The premise of your question is wrong:
A simple git checkout <argument> is impossible because it would not check out remote branch the way git checkout origin/<argument> would.
It's important to realize several interlocking things here about Git:
- There is always—well, almost always—a current commit, which you can use the word HEADto find.
- There is not always a current branch, but if there is, it's a branch name, i.e., a reference whose full name has the form refs/heads/name.  The same word—HEAD, in all capital letters, finds that branch name.  If there isn't a current branch name, Git calls this a detached HEAD.
- A remote-tracking name, such as origin/master, is not a branch name.  Its full form starts withrefs/remotes/rather thanrefs/heads/.
- If you tell git checkoutto check out a commit, but identify it by something other than a branch name, Git will—if the checkout succeeds, that is—produce the detached HEAD state described in point 2.  (You can also produce this same state with a branch name, usinggit checkout --detach.)

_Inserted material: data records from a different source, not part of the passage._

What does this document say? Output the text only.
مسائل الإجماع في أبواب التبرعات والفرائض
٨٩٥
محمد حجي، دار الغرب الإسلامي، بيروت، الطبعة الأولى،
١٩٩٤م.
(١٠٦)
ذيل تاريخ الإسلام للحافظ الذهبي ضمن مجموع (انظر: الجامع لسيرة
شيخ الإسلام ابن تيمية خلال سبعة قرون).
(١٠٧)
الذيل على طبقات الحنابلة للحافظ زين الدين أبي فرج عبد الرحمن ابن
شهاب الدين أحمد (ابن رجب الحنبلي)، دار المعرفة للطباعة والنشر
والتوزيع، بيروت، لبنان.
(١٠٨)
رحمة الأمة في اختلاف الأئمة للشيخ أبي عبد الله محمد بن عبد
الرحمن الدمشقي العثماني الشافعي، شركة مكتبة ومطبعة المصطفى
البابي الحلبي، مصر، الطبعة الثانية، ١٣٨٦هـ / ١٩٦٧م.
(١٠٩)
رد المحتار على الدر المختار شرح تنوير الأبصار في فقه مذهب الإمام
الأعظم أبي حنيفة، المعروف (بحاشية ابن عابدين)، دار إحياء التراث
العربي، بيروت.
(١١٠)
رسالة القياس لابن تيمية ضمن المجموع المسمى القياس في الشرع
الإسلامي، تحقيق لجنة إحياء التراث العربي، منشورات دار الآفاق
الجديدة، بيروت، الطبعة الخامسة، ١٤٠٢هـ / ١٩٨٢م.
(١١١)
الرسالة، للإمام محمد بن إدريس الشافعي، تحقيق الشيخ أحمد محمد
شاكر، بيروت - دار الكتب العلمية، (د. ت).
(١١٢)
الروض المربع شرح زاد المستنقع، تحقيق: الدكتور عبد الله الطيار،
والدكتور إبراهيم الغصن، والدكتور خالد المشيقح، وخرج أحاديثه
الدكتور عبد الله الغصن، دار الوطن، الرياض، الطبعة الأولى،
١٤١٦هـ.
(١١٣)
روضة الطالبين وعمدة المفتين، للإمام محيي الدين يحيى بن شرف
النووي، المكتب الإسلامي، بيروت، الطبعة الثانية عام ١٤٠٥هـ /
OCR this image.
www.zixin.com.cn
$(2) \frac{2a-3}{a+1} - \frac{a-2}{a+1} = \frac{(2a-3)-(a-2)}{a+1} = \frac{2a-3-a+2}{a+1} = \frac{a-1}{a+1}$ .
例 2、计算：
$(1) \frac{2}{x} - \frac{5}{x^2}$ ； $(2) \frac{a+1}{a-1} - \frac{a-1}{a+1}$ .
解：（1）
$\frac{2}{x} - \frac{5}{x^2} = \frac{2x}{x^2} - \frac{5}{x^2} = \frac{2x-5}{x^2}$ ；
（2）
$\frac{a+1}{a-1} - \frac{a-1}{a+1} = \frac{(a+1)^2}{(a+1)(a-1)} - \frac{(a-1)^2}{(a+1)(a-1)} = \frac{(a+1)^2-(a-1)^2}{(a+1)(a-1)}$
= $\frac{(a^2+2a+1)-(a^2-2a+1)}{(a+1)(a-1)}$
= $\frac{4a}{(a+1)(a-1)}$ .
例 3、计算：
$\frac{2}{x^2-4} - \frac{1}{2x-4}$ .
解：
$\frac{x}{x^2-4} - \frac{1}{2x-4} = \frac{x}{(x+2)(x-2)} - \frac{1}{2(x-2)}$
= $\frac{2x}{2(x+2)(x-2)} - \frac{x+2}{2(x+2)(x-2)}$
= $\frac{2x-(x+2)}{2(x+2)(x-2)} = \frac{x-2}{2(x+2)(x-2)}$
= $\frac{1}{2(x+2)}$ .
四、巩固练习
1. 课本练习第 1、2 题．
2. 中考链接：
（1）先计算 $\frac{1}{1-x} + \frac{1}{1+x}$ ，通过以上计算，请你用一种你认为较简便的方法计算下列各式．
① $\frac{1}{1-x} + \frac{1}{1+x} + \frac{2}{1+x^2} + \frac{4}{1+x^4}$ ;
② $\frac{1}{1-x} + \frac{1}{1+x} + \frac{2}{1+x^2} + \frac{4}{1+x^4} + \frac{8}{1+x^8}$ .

The consequence of point 4 above is that git checkout origin/name results in a detached HEAD, the same way that git checkout hash-ID would.
This means your script can just use git checkout <argument>, as it will do the same thing—produce a detached HEAD—if the argument is a hash ID or if it is a remote-tracking name like origin/develop.
Note, however, that if we change this statement to read:
A simple git checkout <argument> is unsuitable because it would not first create, then check out, a local branch based on an existing remote-tracking name, the way git checkout <argument minus the leading origin/ part> would.
we get a true statement: git checkout develop will create a new (local) branch named develop using the name origin/develop (provided, of course, that local develop does not exist yet).  However, there's no obvious issue with just allowing <argument> here and having the user provide develop as the name:
#! /bin/sh
git fetch && git checkout "$@"
for instance.
Side notes
There is an interesting consequence of points 1 and 2 here, which is that asking what's the value of HEAD at the moment is really asking one of two different questions:
- Is HEADattached to a branch?  If so, which branch?
- What is the hash ID of the current commit?
The git symbolic-ref HEAD command answers only the first question; git rev-parse HEAD mostly answers the second, but can be told to answer the first too / instead.
In point 1 above, the almost is there for a particular reason.  Imagine you have just created a new, totally-empty repository.  There are no commits in this repository, so which commit is the current commit?
This situation is problematic for Git.  You're on a branch, namely master, that doesn't exist.  Git calls this an orphan branch or a branch yet to be created (depending on which part of Git is doing the calling).  The way Git handles this is to store the branch's name into .git/HEAD, without actually creating the branch itself in the reference database.  When you make a new commit, that creates the branch itself, and now the problem is resolved: you're on the branch, which identifies the one new commit just made, which is the current commit, so HEAD names both the current commit and the current branch.
(Git can re-create this slightly distressed situation on demand, using git checkout --orphan, which writes a new branch's name into HEAD without actually creating the new branch.)